We hope that they were listening to the United Nations speech, too, during which the pope reiterated with more vigor the familiar and humane Catholic teaching on marriage, abortion, and family life, with strong words on sex trafficking and religious liberty making a welcome appearance, too. The pope being the pope, there was a firm denunciation of “declarationist nominalism,” which is Vaticanese for the fact that a fetus isn’t an eggplant and Bruce Jenner isn’t a woman. Even better, a surprise visit to the Little Sisters of the Poor gave them some succor as the Obama administration continues to try to coerce them.
We reiterate our standing criticism of Pope Francis’s economic views, which are at best shallow and at worst potentially destructive, though he did manage a lukewarm moment of praise for American enterprise when addressing Congress.

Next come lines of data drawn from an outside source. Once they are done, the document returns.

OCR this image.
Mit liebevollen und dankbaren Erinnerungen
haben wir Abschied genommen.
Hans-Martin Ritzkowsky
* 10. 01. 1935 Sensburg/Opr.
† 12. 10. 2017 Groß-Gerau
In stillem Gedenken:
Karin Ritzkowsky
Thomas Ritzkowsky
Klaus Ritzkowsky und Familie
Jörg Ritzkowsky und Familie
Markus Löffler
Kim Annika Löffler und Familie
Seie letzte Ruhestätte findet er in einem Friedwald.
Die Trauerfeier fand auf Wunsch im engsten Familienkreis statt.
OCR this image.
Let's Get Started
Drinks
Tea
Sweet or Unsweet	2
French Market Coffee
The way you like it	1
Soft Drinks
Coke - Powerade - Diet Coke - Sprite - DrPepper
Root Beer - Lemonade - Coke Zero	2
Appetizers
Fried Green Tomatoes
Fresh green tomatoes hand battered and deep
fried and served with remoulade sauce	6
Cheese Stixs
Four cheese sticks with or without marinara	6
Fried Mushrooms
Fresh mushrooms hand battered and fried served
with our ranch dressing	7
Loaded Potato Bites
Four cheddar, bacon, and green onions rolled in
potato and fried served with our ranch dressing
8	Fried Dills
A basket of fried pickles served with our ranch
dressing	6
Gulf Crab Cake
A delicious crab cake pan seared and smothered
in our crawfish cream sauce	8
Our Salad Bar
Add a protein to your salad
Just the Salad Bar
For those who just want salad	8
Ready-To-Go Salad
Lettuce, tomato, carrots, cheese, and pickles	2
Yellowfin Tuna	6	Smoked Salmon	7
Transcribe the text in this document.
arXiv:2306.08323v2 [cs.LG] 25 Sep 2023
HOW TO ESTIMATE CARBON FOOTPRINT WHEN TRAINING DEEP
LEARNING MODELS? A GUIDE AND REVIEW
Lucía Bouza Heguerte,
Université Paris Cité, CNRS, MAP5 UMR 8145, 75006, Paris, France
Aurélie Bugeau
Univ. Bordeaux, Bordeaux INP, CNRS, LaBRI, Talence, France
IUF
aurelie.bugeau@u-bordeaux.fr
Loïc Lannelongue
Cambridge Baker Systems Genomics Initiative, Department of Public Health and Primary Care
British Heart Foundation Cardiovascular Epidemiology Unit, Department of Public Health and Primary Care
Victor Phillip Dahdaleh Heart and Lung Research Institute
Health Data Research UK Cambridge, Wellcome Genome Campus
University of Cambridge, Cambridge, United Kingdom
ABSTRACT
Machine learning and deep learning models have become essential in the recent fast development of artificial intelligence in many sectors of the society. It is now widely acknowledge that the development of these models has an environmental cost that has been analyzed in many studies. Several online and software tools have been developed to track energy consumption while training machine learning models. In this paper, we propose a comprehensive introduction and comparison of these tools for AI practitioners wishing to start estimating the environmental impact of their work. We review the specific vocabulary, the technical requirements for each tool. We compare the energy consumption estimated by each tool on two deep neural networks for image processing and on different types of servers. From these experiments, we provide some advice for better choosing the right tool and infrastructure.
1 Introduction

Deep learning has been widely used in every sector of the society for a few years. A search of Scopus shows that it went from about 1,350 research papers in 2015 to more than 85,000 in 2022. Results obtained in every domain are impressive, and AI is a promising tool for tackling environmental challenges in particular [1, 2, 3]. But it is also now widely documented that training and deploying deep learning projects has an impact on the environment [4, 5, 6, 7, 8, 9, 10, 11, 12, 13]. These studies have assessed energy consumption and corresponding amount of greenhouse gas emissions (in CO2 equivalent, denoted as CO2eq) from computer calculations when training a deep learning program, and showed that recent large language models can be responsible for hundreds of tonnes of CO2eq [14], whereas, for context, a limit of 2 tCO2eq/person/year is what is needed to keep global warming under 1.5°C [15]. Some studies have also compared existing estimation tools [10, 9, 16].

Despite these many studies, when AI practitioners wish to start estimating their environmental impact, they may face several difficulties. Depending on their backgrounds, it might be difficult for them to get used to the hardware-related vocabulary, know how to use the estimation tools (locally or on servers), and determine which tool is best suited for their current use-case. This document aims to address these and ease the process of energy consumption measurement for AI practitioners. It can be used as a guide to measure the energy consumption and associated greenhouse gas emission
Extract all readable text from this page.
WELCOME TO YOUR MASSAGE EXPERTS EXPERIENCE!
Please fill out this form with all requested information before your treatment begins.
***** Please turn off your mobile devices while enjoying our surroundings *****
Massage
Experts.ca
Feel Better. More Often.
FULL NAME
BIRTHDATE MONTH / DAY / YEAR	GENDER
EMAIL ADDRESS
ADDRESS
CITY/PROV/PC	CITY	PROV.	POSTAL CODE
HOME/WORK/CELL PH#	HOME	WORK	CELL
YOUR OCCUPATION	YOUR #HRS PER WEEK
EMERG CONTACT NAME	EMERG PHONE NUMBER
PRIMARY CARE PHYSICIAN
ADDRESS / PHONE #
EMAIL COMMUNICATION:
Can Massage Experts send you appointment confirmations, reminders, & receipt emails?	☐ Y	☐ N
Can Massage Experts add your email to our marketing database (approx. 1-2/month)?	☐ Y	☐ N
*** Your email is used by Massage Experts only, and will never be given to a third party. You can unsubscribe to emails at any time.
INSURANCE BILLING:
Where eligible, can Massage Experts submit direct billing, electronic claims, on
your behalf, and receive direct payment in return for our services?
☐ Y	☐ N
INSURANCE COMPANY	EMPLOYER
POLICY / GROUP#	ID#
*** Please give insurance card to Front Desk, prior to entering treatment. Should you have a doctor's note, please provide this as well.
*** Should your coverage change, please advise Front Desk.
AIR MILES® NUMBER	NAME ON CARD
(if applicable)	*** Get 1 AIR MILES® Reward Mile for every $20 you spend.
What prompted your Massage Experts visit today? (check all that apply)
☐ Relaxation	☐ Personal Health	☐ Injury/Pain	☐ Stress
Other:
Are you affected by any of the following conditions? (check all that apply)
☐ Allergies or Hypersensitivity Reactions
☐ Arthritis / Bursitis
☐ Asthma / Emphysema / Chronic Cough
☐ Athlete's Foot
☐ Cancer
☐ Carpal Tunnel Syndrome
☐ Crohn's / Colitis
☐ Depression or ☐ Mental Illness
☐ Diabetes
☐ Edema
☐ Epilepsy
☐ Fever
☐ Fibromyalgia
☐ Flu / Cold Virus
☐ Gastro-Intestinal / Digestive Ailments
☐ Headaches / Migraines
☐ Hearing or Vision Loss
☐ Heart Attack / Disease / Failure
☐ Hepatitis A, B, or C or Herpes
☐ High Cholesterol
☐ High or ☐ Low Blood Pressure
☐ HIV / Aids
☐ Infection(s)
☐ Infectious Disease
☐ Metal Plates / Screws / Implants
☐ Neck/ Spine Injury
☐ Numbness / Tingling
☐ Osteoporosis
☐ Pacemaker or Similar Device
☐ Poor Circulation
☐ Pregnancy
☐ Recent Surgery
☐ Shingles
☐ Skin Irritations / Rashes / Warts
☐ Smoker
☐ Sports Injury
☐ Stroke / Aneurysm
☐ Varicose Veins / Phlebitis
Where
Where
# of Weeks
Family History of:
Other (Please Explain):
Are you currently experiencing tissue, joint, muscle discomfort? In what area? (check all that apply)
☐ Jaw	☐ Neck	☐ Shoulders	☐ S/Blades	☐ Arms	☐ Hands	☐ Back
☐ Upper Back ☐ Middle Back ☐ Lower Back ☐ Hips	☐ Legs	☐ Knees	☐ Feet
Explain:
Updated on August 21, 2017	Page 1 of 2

There simply is no substitute for capitalist abundance if we are at all serious about feeding the Lord’s sheep. Francis’s famous love of Franciscan simplicity tips too easily into oversimplification. Popes do politics, but to farther ends, and that the current pope sometimes puts a Peronist spin on certain eternal truths — that men are neither widgets nor livestock, that they are made in the image of the Almighty and bound for a kingdom not of this world — does not diminish those truths, against which the gates of hell shall not prevail.